L'Incubo di una notte di mezz'inverno

Cristian Lamorte

31/01/2011

Metà gennaio, quella mattina la nebbia era così fitta da bussare alla finestra e io mi ero svegliato con una strana sensazione di dover fuggire in qualche modo dalle coperte e regalare alla testa un qualcosa di diverso dal cuscino. Fuggire dall’apatia di un reality show in televisione e regalarmi un’immaginazione. Fuggire dai sexgate nelle prime pagine dei giornali e regalarmi un’idea. Fuggire dall’incedere dei doveri e regalarmi il piacere di una riflessione. Quella strana sensazione era voglia di libri. Qualsiasi libro che fosse in grado di farmi pensare. Ecco, in definitiva, avevo voglia di pensare.
Quella mattina ero uscito presto di casa e la nebbia era così fitta da pesare sul mio cappotto mentre mi recavo in biblioteca. Dieci minuti a piedi e avrei varcato le porte della mia biblioteca di fiducia per il semplice fatto di essere l’ultima rimasta. Ad attendermi Mattia, il mio bibliotecario di fiducia, l’ultimo rimasto. E solo lui, tra l’altro, dentro quei locali piacevolmente vetusti. Meglio così - penso tra me e me – almeno non dovrò chiedere con il consueto tono sommesso di voce per non disturbare I silenzi di chi legge. Mi reco da Mattia fiducioso e incline ad una certa confidenza quasi fosse il barista o il ristoratore di fiducia: “Ciao Mattia, come va? Cosa mi consigli di leggere oggi? Ho voglia di pensare”. “Shhhhhh, non farti sentire – mi risponde quasi impaurito -. Ora ti porto qualcosa”. Solo il tempo di rimanere un po’ attonito e confuso dalla sua reazione che mi butta sul banco alcuni titoli, i più letti dell’ultimo mese: “Amore 28” di Federico Roccia, “Chanelle” di Alfonso Vecchiettini, “Il cuore e lo stuzzicadenti” di Marco Invespa e, infine, bestseller dell’ultim’ora, “Manuale per damigelle di corte” di Celine Mubarak. Beh, guardo Mattia e gli dico “Pensavo a qualcosa di diverso”. “Shhhhh, non farti senitre”, mi risponde quasi impaurito. “Ma che cosa non dovrei far sentire? E, soprattutto, chi può sentirci?” gli rispondo un po’ scocciato.
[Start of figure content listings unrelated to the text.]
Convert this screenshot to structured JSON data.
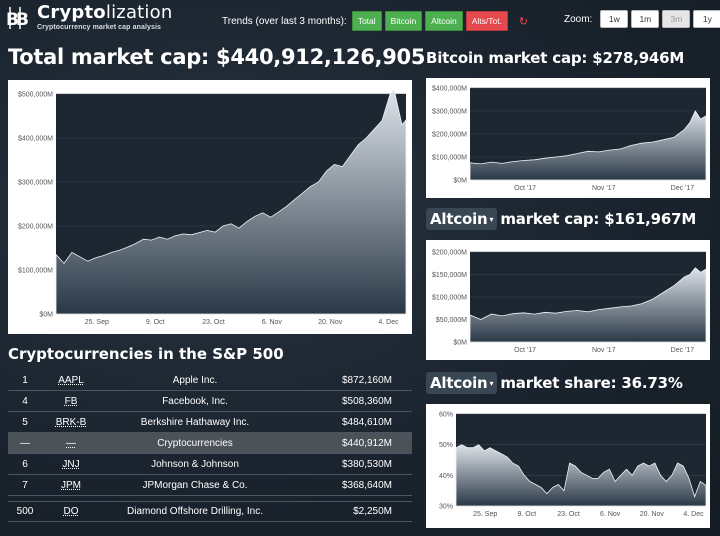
{
  "app": {
    "title_bold": "Crypto",
    "title_rest": "lization",
    "subtitle": "Cryptocurrency market cap analysis"
  },
  "trends": {
    "label": "Trends (over last 3 months):",
    "buttons": [
      "Total",
      "Bitcoin",
      "Altcoin",
      "Alts/Tot."
    ],
    "colors": {
      "green": "#4caf50",
      "red": "#e5484d"
    }
  },
  "zoom": {
    "label": "Zoom:",
    "options": [
      "1w",
      "1m",
      "3m",
      "1y"
    ],
    "selected": "3m"
  },
  "total": {
    "heading": "Total market cap: $440,912,126,905"
  },
  "bitcoin": {
    "heading": "Bitcoin market cap: $278,946M"
  },
  "altcoin_cap": {
    "select": "Altcoin",
    "heading": "market cap: $161,967M"
  },
  "altcoin_share": {
    "select": "Altcoin",
    "heading": "market share: 36.73%"
  },
  "sp500": {
    "title": "Cryptocurrencies in the S&P 500",
    "rows": [
      {
        "rank": "1",
        "ticker": "AAPL",
        "name": "Apple Inc.",
        "cap": "$872,160M"
      },
      {
        "rank": "4",
        "ticker": "FB",
        "name": "Facebook, Inc.",
        "cap": "$508,360M"
      },
      {
        "rank": "5",
        "ticker": "BRK-B",
        "name": "Berkshire Hathaway Inc.",
        "cap": "$484,610M"
      },
      {
        "rank": "—",
        "ticker": "—",
        "name": "Cryptocurrencies",
        "cap": "$440,912M"
      },
      {
        "rank": "6",
        "ticker": "JNJ",
        "name": "Johnson & Johnson",
        "cap": "$380,530M"
      },
      {
        "rank": "7",
        "ticker": "JPM",
        "name": "JPMorgan Chase & Co.",
        "cap": "$368,640M"
      },
      {
        "rank": "500",
        "ticker": "DO",
        "name": "Diamond Offshore Drilling, Inc.",
        "cap": "$2,250M"
      }
    ]
  },
  "chart_data": [
    {
      "type": "area",
      "ylim": [
        0,
        500000
      ],
      "yticks": [
        "$0M",
        "$100,000M",
        "$200,000M",
        "$300,000M",
        "$400,000M",
        "$500,000M"
      ],
      "xticks": [
        "25. Sep",
        "9. Oct",
        "23. Oct",
        "6. Nov",
        "20. Nov",
        "4. Dec"
      ],
      "x": [
        0,
        2,
        4,
        6,
        8,
        10,
        12,
        14,
        16,
        18,
        20,
        22,
        24,
        26,
        28,
        30,
        32,
        34,
        36,
        38,
        40,
        42,
        44,
        46,
        48,
        50,
        52,
        54,
        56,
        58,
        60,
        62,
        64,
        66,
        68,
        70,
        72,
        74,
        76,
        78,
        80,
        82,
        84,
        85,
        86,
        87,
        88
      ],
      "values": [
        135000,
        115000,
        140000,
        130000,
        120000,
        128000,
        133000,
        140000,
        145000,
        152000,
        160000,
        170000,
        168000,
        175000,
        170000,
        178000,
        182000,
        180000,
        185000,
        190000,
        186000,
        200000,
        205000,
        195000,
        210000,
        222000,
        230000,
        220000,
        232000,
        245000,
        260000,
        275000,
        290000,
        300000,
        325000,
        340000,
        335000,
        360000,
        385000,
        400000,
        420000,
        440000,
        500000,
        510000,
        470000,
        430000,
        441000
      ],
      "xlim": [
        0,
        88
      ]
    },
    {
      "type": "area",
      "ylim": [
        0,
        400000
      ],
      "yticks": [
        "$0M",
        "$100,000M",
        "$200,000M",
        "$300,000M",
        "$400,000M"
      ],
      "xticks": [
        "Oct '17",
        "Nov '17",
        "Dec '17"
      ],
      "x": [
        0,
        4,
        8,
        12,
        16,
        20,
        24,
        28,
        32,
        36,
        40,
        44,
        48,
        52,
        56,
        60,
        64,
        68,
        72,
        76,
        80,
        82,
        84,
        86,
        88
      ],
      "values": [
        75000,
        70000,
        78000,
        72000,
        80000,
        85000,
        88000,
        95000,
        100000,
        105000,
        115000,
        125000,
        122000,
        130000,
        135000,
        150000,
        160000,
        165000,
        175000,
        185000,
        220000,
        250000,
        300000,
        265000,
        279000
      ],
      "xlim": [
        0,
        88
      ]
    },
    {
      "type": "area",
      "ylim": [
        0,
        200000
      ],
      "yticks": [
        "$0M",
        "$50,000M",
        "$100,000M",
        "$150,000M",
        "$200,000M"
      ],
      "xticks": [
        "Oct '17",
        "Nov '17",
        "Dec '17"
      ],
      "x": [
        0,
        4,
        8,
        12,
        16,
        20,
        24,
        28,
        32,
        36,
        40,
        44,
        48,
        52,
        56,
        60,
        64,
        68,
        72,
        76,
        80,
        82,
        84,
        86,
        88
      ],
      "values": [
        60000,
        50000,
        62000,
        58000,
        63000,
        65000,
        62000,
        66000,
        64000,
        68000,
        70000,
        67000,
        72000,
        75000,
        78000,
        80000,
        85000,
        95000,
        110000,
        125000,
        145000,
        150000,
        165000,
        155000,
        162000
      ],
      "xlim": [
        0,
        88
      ]
    },
    {
      "type": "area",
      "ylim": [
        30,
        60
      ],
      "yticks": [
        "30%",
        "40%",
        "50%",
        "60%"
      ],
      "xticks": [
        "25. Sep",
        "9. Oct",
        "23. Oct",
        "6. Nov",
        "20. Nov",
        "4. Dec"
      ],
      "x": [
        0,
        2,
        4,
        6,
        8,
        10,
        12,
        14,
        16,
        18,
        20,
        22,
        24,
        26,
        28,
        30,
        32,
        34,
        36,
        38,
        40,
        42,
        44,
        46,
        48,
        50,
        52,
        54,
        56,
        58,
        60,
        62,
        64,
        66,
        68,
        70,
        72,
        74,
        76,
        78,
        80,
        82,
        84,
        86,
        88
      ],
      "values": [
        49,
        50,
        49,
        49,
        50,
        48,
        49,
        48,
        47,
        46,
        44,
        43,
        40,
        38,
        37,
        36,
        34,
        36,
        37,
        35,
        44,
        43,
        41,
        40,
        39,
        39,
        41,
        42,
        38,
        40,
        42,
        40,
        43,
        44,
        43,
        44,
        40,
        38,
        40,
        44,
        43,
        39,
        33,
        38,
        36.73
      ],
      "xlim": [
        0,
        88
      ]
    }
  ]
}
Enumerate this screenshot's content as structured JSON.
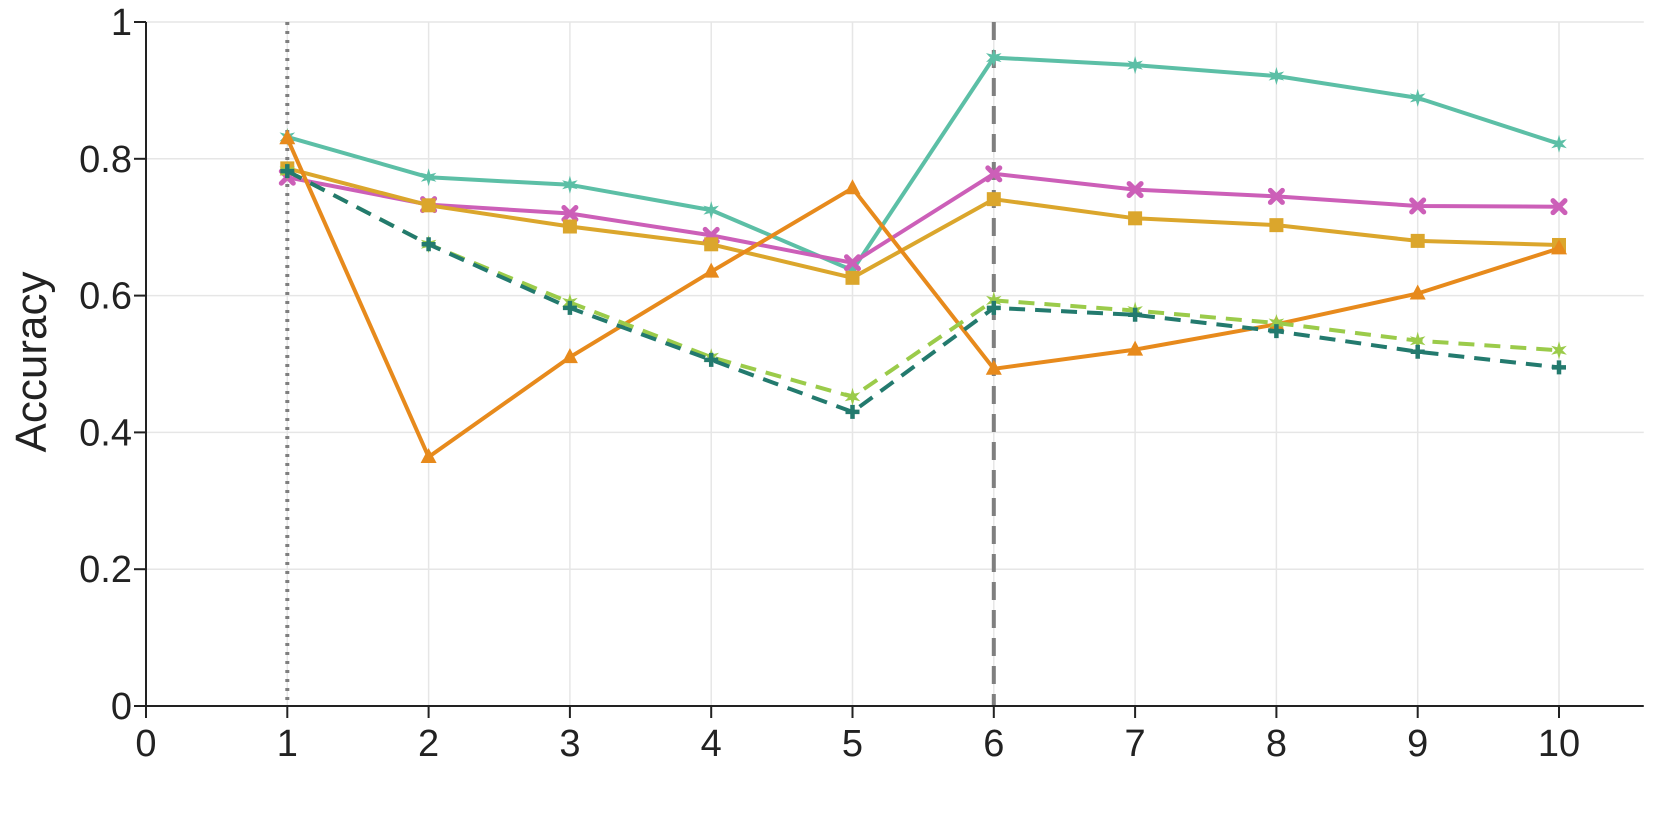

Ecco allora che mi si avvicina all’orecchio e sussurrando mi dice: “Non usare più la parola pensare”. Non capisco ma mi getto tra gli scaffali della biblioteca e nel voler rassicurare Mattia mi lascio andare ad un “Ok, scelgo io”. Alla parola “scelgo” Mattia scappa via in magazzino.
Scaffale dopo scaffale, divisi per argomenti, non riesco a trovare niente che mi stuzzichi la mente. Nel reparto “viaggi” solo volumi con cartografie senza spazio al racconto. Nel settore “musica” solo spartiti. Nello scaffale “storia” solo gli accadimenti divisi anno per anno. Sotto il cartello “Filosofia” campeggiano solo piccoli bignami divisi per secoli e sul banco dei libri per bambini tante pagine scritte senza alcuna figura. C’è qualcosa che non va, comincio a pensare un po’ intimorito, ma confido nel reparto “Grandi Classici”. Vuoto. Completamente vuoto. Ora quel timore di Mattia alla parola “pensare” investe anche me. La mia, però, è la paura di non riuscire oggi a leggere e a pensare. Esco di corsa dalla biblioteca nella speranza perlomeno che, fuori, la nebbia pesante si sia diradata. Non era nebbia, ma fumo. Accanto alla biblioteca bruciano I libri lasciando un acre odore di censura.
E’ in quel momento che mi sveglio.
Era solo l’incubo di una notte di mezzo inverno. Allungo le mani sul comodino per prendere il primo libro. Esco di casa per sedermi in piazza sotto il sole a leggere e a pensare.